Найти в Дзене
Рассеянный хореограф

Как детям не помочь ... Рассказ

Вставай, вставай, папаша, в правлении участникам войны талоны на отрезы выдают. Удостоверение бери, пиджак надевай... Быстрее, бать... Я нарочно у бригадира отпросилась, трудодень пропадает, и за тобой бежать... Ну, встанешь ли ты!?

Невестка совала ему штаны, рубашку. Дед Илья послушно одевался. Хотелось на двор, хотелось выпить чаю. Но где уж там – отрезы дают.

Что это за отрезы такие, Илья не знал. Да и зачем ему знать? В последнее время он столько всего приобрел, сколько не приобрел за долгие годы жизни с женой.

С этим указом – заботой правительства об участниках и инвалидах войны, не стало ему покою. Да и не только ему.... 

Времена уж больно дефицитные. Все надо достать, урвать, успеть схватить, сменять на другой товар. Теперь с другом и соседом Вениамином встречались они не под старыми ивами за столиком в домино, а в очередях, в правлении и на рынках.

Как детям да внукам не помочь? Обидятся...

Вчера вот сыр в лабазе давали, брынзу. Сын младший, с которым и жил Илья, накричал на него:

Где ты ходишь, батя! Полчаса тебя жду. Надевай ордена свои, что Родина дала, там сыр привезли. А мне некогда. Ты впредь никуда гулять не ходи, мало ли ещё чего давать будут. Или гуляй вокруг магазина, у тебя права – первому все брать. Требуй.

Ноги не гнулись, спина болела. Но ведь пользу принес сыну – взял сыру. Правда, натерпелся. Пошёл сам, как сын велел. А ему навстречу Колька, соседки сын, пятерку сует.

Возьми, дядь Илья, и мне сыру килограмма четыре. 

И тут подскочила Нюрка, кума.

Иди в баню, Колька, он мне будет брать. Кум, как-никак. А ты иди своих ветеранов поищи, кто кровь за тебя проливали. А дед Илья за нас лил.

Чуть не порвали Илью. 

А в очереди нашелся горластый дачник, орать начал. 

– Только попробуй, дед, без очереди сунься! Сыр кончается, руки оторву. Я тут час стою! Прибью, так и знай. 

И дочка Катьки Потемкиной закричала тоже.

– У меня дети брошены, а я тут стою! И что? Без сыра к детям вернуся...

Нашлись и те, кто их стыдить начал. Мол, дед воевал за вас, ироды!

Ага,– кричал дачник, – Никак он за сыр и воевал! Не пущу!

Да только продавщица Ирина в позу встала:

Иди сюда, дядь Илья! Закон на твоей стороне. Сколько хочешь, столько и дам. 

Кто-то сзади пихал деда, тыкал, ругал. Но кума и Колька стояли тоже стеной – сыру хотели.

А как выходил Илья с десятком килограммов брынзы, обругиваемый сзади, встретил в двери Вениамина с дочерью. Ордена сияют. Глянули они друг на друга и отвернулись. 

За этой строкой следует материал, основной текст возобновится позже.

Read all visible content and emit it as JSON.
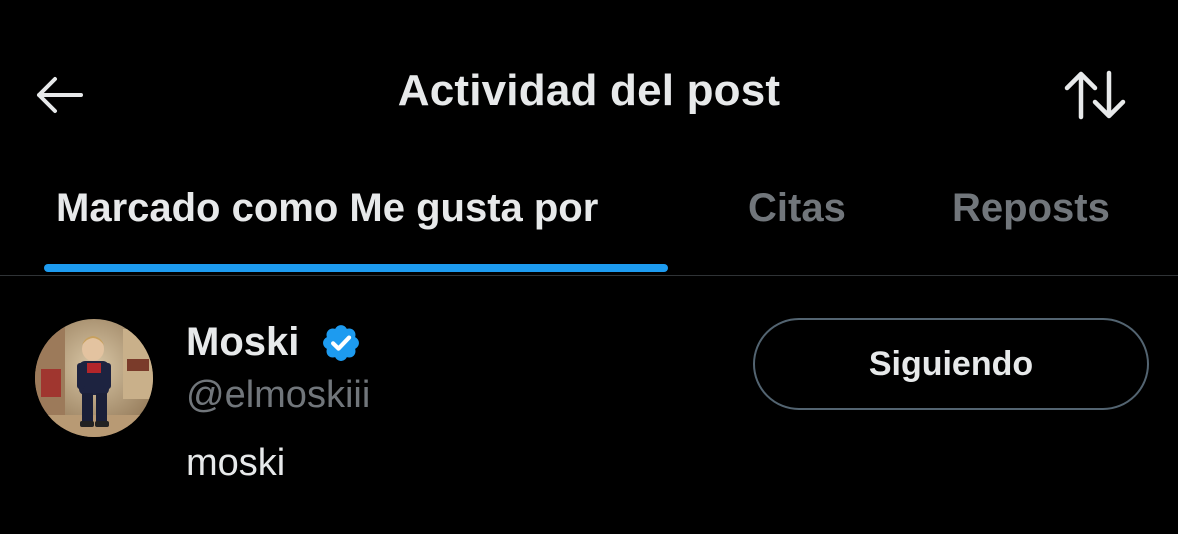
{
  "header": {
    "title": "Actividad del post",
    "back_icon": "arrow-left-icon",
    "sort_icon": "sort-arrows-icon"
  },
  "tabs": [
    {
      "label": "Marcado como Me gusta por",
      "active": true
    },
    {
      "label": "Citas",
      "active": false
    },
    {
      "label": "Reposts",
      "active": false
    }
  ],
  "users": [
    {
      "display_name": "Moski",
      "verified": true,
      "handle": "@elmoskiii",
      "bio": "moski",
      "follow_label": "Siguiendo"
    }
  ],
  "colors": {
    "background": "#000000",
    "text_primary": "#e7e9ea",
    "text_secondary": "#71767b",
    "accent": "#1d9bf0",
    "divider": "#2f3336",
    "button_border": "#536471"
  }
}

Вечером старший сын заехал – говорит – чего отец, чужим людям сыру взял, а своим внукам не догадался? Невестка младшая сыру кусочек отрезала, предлагала – так не взял, обиделся. Дверью хлопнул. 

Илья его таким никогда и не видел.

А сегодня вот в правлении талоны на отрезы давали, но сначала только ветеранам войны. Прямо, встреча ветеранов целая. Правда, баб молодых все же больше. Выбирали потом в магазине материю, кто на шторы, кто на скатерти. Илья два раза туда сюда с невесткой ходил – она все решения меняла, никак определиться с цветом не могла.

А Лешке-то с Наташей может тоже возьмем? – вспомнил Илья обиду старшего сына. 

Почем я знаю, надо им али нет? И что надо? Было б надо, прибежала б Наташка. Недалече ведь...

А Илья уж и подавно не ведал – надо ли? 

Через день приехал старший. Отошел, видать, от обиды.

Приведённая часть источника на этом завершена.